Regulering is een permanente evenwichtsoefening tussen de modificerende en codificerende finaliteit. Het goed begrijpen van een probleem is cruciaal om een passende oplossing te vinden [27](#page=27).
---
# Normen en hun samenhang
Dit deel analyseert de aard van (rechts)normen, hun talige uitdrukkingen en de algemene bestanddelen van rechtsregels, waarbij het recht wordt beschouwd als een dogmatisch of sociaal systeem [28](#page=28).
### 4.1 Wat is een rechtsnorm?
#### 4.1.1 Beschrijvende versus prescriptieve normen
* **Prescriptieve normen:** Schrijven voor hoe iemand zich hoort te gedragen en worden gebruikt voor prescriptieve ordeningen. Ze zijn niet altijd waar of onwaar, omdat de wetgever ze kan aanpassen. Ze bestaan omdat we erin geloven en zijn artefacten van menselijke creatie [28](#page=28).
* **Descriptieve normen:** Beschrijven wet- of regelmatigheden in de natuur of de maatschappij en worden gebruikt voor descriptieve ordeningen. Ze zijn altijd waar of niet waar [28](#page=28).
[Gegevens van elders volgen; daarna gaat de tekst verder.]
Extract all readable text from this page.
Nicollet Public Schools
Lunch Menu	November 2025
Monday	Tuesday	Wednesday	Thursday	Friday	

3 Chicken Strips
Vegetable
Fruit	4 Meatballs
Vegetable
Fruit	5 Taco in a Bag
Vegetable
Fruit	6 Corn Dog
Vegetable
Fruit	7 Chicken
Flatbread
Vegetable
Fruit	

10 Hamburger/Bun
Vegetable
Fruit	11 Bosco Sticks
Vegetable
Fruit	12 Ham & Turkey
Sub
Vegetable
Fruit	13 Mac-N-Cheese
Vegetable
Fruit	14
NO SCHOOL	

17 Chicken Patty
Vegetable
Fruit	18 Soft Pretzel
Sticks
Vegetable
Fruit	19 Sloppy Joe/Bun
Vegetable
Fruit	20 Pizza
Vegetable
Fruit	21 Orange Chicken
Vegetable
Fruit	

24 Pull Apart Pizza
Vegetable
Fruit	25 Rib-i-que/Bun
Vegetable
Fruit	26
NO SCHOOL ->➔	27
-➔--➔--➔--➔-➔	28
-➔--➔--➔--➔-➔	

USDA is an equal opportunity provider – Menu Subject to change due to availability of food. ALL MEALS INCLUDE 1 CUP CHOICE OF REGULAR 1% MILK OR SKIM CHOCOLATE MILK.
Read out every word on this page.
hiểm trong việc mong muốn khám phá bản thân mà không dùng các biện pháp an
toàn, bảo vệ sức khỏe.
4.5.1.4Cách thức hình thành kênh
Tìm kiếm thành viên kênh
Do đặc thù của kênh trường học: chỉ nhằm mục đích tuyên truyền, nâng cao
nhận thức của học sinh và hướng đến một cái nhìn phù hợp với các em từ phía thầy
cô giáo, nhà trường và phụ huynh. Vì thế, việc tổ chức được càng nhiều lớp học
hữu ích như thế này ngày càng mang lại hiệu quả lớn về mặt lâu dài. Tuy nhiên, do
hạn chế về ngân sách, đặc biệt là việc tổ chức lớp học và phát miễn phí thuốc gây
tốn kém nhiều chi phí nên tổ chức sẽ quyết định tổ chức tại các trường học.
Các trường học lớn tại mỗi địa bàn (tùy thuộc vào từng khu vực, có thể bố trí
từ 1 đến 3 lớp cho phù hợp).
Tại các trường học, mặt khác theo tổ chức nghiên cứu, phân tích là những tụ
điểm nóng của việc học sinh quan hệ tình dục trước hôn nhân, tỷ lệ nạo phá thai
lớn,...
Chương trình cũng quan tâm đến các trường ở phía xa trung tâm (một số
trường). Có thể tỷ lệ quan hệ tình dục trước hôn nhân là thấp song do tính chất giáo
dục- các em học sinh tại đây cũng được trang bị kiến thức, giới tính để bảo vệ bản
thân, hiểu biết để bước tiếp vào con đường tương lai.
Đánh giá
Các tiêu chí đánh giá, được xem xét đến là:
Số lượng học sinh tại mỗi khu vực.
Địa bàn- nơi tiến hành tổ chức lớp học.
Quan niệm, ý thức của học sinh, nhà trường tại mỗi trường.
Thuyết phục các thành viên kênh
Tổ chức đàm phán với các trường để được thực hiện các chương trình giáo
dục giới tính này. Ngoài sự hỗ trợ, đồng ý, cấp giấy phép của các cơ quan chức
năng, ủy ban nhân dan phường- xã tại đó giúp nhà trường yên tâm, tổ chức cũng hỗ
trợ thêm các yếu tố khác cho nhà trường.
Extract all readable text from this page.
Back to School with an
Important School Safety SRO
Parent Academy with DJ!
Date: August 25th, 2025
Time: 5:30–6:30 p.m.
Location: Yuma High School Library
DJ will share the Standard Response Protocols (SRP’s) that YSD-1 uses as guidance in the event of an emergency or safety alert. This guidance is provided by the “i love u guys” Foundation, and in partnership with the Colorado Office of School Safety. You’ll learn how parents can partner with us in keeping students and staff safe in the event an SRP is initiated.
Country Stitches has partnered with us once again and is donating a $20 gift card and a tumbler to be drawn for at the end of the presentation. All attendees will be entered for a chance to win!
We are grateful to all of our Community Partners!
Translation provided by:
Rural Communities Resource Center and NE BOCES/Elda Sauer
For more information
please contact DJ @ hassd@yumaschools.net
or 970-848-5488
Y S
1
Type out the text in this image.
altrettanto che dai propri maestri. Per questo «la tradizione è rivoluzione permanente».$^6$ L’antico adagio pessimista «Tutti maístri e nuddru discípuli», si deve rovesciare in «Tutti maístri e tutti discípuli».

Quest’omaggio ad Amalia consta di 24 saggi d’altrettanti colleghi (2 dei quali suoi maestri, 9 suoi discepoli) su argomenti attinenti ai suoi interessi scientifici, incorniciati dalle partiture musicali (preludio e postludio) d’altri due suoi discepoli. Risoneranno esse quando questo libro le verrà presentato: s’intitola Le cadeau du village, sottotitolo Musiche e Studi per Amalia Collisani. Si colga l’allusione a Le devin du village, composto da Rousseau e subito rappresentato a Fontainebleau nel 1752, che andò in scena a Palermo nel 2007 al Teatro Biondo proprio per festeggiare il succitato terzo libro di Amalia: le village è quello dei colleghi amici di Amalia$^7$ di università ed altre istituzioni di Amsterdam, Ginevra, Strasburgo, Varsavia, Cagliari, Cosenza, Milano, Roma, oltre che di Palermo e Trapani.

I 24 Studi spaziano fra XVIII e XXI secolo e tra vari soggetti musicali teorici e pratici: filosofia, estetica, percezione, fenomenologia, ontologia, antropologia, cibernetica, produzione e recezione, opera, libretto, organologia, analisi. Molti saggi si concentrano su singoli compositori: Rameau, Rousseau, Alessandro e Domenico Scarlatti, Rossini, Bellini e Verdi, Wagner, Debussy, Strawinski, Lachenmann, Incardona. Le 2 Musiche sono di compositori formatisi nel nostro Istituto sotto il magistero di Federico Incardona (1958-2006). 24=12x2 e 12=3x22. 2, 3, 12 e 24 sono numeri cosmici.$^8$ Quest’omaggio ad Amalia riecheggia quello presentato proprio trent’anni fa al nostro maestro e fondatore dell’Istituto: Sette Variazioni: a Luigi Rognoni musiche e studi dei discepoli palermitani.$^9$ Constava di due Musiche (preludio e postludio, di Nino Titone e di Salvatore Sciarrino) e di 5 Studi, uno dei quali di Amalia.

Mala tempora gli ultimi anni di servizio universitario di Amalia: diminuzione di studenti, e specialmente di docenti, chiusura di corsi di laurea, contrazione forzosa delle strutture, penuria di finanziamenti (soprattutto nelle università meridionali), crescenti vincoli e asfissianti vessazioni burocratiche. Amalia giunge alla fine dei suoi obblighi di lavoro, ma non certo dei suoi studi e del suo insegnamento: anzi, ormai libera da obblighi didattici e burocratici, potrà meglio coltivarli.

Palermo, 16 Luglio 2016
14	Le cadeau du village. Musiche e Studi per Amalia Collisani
#### 4.1.2 Talige uitdrukkingen van normen
Er zijn verschillende soorten uitspraken die normen uitdrukken:
* **Verifieerbare uitspraken:**
* **Empirische uitspraken:** Drukken feiten uit, zijn waar of niet waar, en kunnen via waarneming worden geverifieerd. Ze worden gebruikt om feiten vast te stellen tijdens processen. Het bewijsrisico ligt niet principieel bij één partij; indien het Openbaar Ministerie de schuld niet kan bewijzen, gaat de beklaagde vrijuit [28](#page=28).
* **Logische of definiërende uitspraken:** Drukken verbanden uit tussen begrippen en uitspraken en zijn waar of niet waar. Juridische argumentatie moet zich houden aan de regels van de logica [28](#page=28).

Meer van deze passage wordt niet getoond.